- Poster
- Directed by: K. Madhu
- Written by: A. K. Sajan; A. K. Santhosh;
- Produced by: A. Ramakrishnan; Sajan Varghese;
- Starring: Suresh Gopi; Siddique; Sangita Madhavan Nair; Vijayaraghavan; Rajan P. Dev;
- Cinematography: Saloo George
- Edited by: K. Sankunny
- Music by: Rajamani
- Distributed by: Aiswarya Productions
- Release date: 25 October 1999;
- Country: India
- Language: Malayalam

= Crime File =

Crime File is a 1999 Indian Malayalam-language action crime thriller film by K. Madhu starring Suresh Gopi, Siddique and Sangita Madhavan Nair. The film is loosely based on the 1992 murder of Sister Abhaya in Kerala.

==Plot==
Sister Amala, a nun, is found dead in the well of the convent where she was staying. The police discover that she was murdered. Idamattom Palackal Easo Panickar and his team find out the truth behind Sr. Amala's murder. The suspects include Fr. Clement Kaliyar and the local legislator Monayi, and a hitman – Cardinal Carlos.

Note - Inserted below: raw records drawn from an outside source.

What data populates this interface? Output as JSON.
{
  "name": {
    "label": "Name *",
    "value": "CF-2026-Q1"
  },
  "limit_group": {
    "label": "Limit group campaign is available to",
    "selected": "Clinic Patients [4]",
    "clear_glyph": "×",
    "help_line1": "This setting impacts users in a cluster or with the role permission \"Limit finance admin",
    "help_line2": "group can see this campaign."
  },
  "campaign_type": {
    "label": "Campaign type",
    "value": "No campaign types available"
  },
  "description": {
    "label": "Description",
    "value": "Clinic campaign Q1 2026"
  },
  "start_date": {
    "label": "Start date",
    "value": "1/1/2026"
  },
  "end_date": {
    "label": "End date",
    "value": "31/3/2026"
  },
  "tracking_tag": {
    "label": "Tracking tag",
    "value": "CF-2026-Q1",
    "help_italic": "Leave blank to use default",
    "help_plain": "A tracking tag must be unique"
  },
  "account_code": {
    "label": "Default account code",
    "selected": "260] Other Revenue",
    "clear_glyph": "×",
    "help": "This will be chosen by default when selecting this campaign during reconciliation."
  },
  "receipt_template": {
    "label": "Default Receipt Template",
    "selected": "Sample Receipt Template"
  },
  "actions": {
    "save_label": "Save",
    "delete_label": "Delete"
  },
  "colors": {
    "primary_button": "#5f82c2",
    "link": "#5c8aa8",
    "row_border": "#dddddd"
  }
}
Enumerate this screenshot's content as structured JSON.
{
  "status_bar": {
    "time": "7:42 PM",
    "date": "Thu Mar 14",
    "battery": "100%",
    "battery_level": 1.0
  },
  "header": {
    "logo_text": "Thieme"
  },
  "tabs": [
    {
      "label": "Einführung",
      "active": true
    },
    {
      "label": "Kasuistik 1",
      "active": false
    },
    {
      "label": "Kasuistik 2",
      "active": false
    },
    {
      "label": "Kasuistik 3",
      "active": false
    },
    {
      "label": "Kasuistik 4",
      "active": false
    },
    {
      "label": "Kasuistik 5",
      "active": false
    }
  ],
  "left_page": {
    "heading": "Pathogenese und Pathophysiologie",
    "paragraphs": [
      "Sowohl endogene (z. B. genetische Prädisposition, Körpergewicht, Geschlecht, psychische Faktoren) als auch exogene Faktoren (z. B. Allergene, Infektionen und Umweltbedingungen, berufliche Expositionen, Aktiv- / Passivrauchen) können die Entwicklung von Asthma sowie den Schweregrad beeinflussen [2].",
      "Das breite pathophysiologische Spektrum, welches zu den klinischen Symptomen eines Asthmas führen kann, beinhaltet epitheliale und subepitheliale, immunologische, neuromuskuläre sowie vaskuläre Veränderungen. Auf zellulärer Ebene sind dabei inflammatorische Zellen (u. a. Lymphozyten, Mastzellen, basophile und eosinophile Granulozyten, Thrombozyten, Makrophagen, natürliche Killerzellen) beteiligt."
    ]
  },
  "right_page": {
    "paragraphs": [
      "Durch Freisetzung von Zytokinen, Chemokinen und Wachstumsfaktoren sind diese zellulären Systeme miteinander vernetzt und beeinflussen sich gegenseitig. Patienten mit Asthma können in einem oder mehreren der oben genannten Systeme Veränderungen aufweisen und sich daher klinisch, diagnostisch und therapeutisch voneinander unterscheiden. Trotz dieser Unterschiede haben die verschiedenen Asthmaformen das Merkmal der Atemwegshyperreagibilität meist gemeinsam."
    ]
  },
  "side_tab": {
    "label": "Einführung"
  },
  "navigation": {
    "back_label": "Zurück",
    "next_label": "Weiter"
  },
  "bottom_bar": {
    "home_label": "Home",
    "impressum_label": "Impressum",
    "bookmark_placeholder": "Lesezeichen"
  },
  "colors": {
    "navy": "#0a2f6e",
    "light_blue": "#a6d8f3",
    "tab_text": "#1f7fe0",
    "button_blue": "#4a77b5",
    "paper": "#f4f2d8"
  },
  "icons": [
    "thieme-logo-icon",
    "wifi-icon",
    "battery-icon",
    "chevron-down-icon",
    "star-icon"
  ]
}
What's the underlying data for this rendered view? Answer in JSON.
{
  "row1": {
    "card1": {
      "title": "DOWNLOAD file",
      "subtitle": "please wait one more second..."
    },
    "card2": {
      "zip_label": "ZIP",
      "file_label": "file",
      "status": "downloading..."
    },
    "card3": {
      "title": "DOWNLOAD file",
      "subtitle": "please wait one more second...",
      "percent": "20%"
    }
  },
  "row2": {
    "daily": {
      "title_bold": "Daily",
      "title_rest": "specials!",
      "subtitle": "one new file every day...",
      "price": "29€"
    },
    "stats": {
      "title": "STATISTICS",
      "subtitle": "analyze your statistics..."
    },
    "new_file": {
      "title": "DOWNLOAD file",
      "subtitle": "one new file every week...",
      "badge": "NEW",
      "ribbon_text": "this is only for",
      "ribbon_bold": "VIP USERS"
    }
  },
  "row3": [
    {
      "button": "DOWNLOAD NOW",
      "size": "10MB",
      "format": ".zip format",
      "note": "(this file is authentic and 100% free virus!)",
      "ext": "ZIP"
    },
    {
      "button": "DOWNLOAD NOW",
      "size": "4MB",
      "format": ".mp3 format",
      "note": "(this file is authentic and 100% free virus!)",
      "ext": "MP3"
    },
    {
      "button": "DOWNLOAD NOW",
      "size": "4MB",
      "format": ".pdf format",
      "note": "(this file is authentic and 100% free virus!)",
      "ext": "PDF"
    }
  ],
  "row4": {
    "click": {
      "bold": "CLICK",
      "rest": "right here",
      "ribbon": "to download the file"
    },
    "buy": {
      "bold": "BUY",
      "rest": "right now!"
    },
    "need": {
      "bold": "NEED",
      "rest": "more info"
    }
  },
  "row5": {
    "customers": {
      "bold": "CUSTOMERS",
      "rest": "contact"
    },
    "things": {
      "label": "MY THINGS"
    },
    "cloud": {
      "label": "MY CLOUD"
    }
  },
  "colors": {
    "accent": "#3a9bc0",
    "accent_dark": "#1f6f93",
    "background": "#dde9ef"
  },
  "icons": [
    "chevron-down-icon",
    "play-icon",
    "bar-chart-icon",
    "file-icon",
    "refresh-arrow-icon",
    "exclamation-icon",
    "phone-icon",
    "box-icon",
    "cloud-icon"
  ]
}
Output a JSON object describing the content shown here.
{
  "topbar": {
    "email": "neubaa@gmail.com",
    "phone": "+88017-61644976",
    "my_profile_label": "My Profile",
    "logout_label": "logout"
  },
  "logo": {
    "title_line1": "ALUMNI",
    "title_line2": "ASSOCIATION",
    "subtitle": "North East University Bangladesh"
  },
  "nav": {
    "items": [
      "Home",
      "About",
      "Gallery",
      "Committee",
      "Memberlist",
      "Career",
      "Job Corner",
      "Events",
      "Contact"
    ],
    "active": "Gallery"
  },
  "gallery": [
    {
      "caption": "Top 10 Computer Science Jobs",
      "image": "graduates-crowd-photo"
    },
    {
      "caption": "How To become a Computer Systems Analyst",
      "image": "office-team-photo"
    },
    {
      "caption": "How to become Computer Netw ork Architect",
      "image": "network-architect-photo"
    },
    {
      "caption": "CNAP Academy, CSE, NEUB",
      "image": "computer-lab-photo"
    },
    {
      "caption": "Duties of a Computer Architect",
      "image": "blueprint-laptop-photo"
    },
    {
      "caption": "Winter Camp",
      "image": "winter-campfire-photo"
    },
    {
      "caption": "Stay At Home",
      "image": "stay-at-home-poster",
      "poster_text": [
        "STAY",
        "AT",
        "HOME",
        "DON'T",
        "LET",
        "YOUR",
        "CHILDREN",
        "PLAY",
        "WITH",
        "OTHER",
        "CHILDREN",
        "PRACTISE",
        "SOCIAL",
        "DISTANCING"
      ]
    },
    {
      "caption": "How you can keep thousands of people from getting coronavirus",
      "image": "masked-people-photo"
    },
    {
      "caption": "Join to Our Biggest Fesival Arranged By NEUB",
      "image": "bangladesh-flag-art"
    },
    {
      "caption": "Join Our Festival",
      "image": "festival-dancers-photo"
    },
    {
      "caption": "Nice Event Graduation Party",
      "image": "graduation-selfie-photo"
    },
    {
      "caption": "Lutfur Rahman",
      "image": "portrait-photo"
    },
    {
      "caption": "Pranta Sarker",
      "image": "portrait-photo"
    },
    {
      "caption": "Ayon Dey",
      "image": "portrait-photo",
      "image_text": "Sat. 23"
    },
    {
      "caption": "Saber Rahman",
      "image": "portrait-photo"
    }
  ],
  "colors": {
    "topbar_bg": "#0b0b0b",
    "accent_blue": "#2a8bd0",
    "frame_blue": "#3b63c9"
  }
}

Things get worse when Fr. Kaliyar and one of the police officers, Ezhuthachan, are killed.
Then, Easow Panickar arrests, the collector Paul Varghese, with the support of the Chief Minister. On torturing and questioning him, he arrests the MLA Monayi. Later, the hitman Cardinal Carlos is taken into custody too.